# glow in dark paint..



## bradh728 (May 29, 2008)

So i'm not sure if this goes here. Basically i was surfing the web and wanting to purchase someone that will make my corn hole set (a ******* game) glowin the dark. Basically its 2 basic wooden boards that i would like blue and white to glow in the dark. I am not sure from here what to buy or where to buy it at. Should i buy black and white glow in dark paint? mix? or just the glow in dark finish on a regular paint... or something else... thanks again!


----------



## vermontpainter (Dec 24, 2007)

bradh728 said:


> make my corn hole set


Brad

I can see that you are new here. Very risky first post.

Heres the windup, and the pitch...


----------



## timhag (Sep 30, 2007)

Man, I'm glad I'm on good behavior or I'd rip you a new corn hole.


----------



## vermontpainter (Dec 24, 2007)

timhag said:


> Man, I'm glad I'm on good behavior or I'd rip you a new corn hole.


 
BIIIGGGG swing and a miss, strike three. On deck: NEPS


----------



## ProWallGuy (Apr 7, 2007)

vermontpainter said:


> Brad
> 
> Heres the windup, and the pitch...


So, before someone hits it out of the park, let me go ahead and say this:

Thanks for posting on PaintTalk.com. The Moderators of this forum would prefer if you post Do It Yourself related topics on our sister site www.DIYChatroom.com 

PaintTalk.com is designed for professional painting contractors and the related fields to discuss issues and topics pertaining to the painting industries.
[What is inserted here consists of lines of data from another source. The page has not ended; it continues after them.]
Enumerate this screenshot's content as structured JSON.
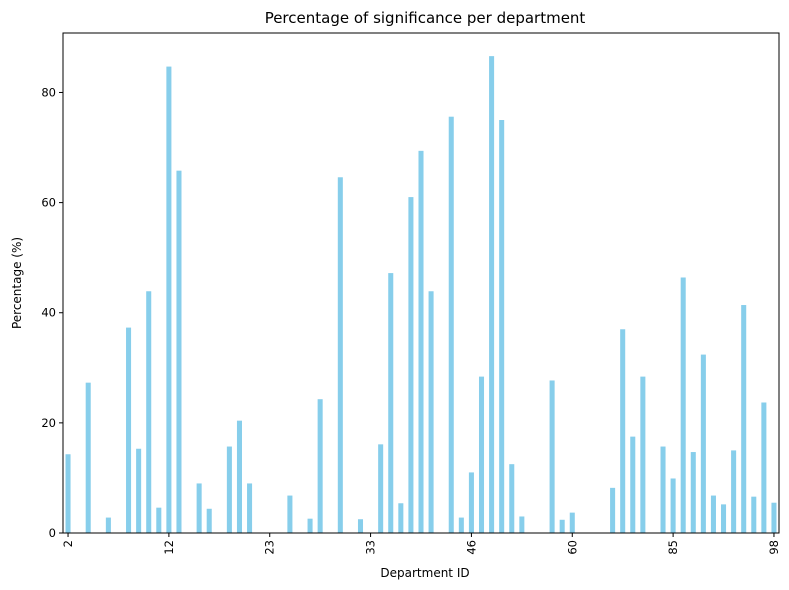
{
  "chart_data": {
    "type": "bar",
    "title": "Percentage of significance per department",
    "xlabel": "Department ID",
    "ylabel": "Percentage (%)",
    "ylim": [
      0,
      90.8
    ],
    "yticks": [
      0,
      20,
      40,
      60,
      80
    ],
    "xtick_labels": [
      "2",
      "12",
      "23",
      "33",
      "46",
      "60",
      "85",
      "98"
    ],
    "xtick_indices": [
      0,
      10,
      20,
      30,
      40,
      50,
      60,
      70
    ],
    "bar_color": "#87ceeb",
    "grid": false,
    "values": [
      14.3,
      0,
      27.3,
      0,
      2.8,
      0,
      37.3,
      15.3,
      43.9,
      4.6,
      84.7,
      65.8,
      0,
      9.0,
      4.4,
      0,
      15.7,
      20.4,
      9.0,
      0,
      0,
      0,
      6.8,
      0,
      2.6,
      24.3,
      0,
      64.6,
      0,
      2.5,
      0,
      16.1,
      47.2,
      5.4,
      61.0,
      69.4,
      43.9,
      0,
      75.6,
      2.8,
      11.0,
      28.4,
      86.6,
      75.0,
      12.5,
      3.0,
      0,
      0,
      27.7,
      2.4,
      3.7,
      0,
      0,
      0,
      8.2,
      37.0,
      17.5,
      28.4,
      0,
      15.7,
      9.9,
      46.4,
      14.7,
      32.4,
      6.8,
      5.2,
      15.0,
      41.4,
      6.6,
      23.7,
      5.5
    ]
  }
}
Many of our professional contractors are also members at DIYChatroom.com and are looking forward to assist you with your needs.

Please take a moment to post your question at www.DIYChatroom.com If your not already a member of DIYChatroom.com you can sign up for a free account by going to http://www.diychatroom.com/register.php/

We apologize for any inconvenience that this may have caused. This thread has been closed.


----------



## timhag (Sep 30, 2007)

There really is a corn hole game http://www.ajjcornhole.com/?gclid=CLri1cTXzJMCFQtvGgodUh2IjQ


----------



## vermontpainter (Dec 24, 2007)

Thanks Pro...we just had to address it before you came along!


----------



## ProWallGuy (Apr 7, 2007)

Holy Crap! You guys sure can type fast! :laughing:


----------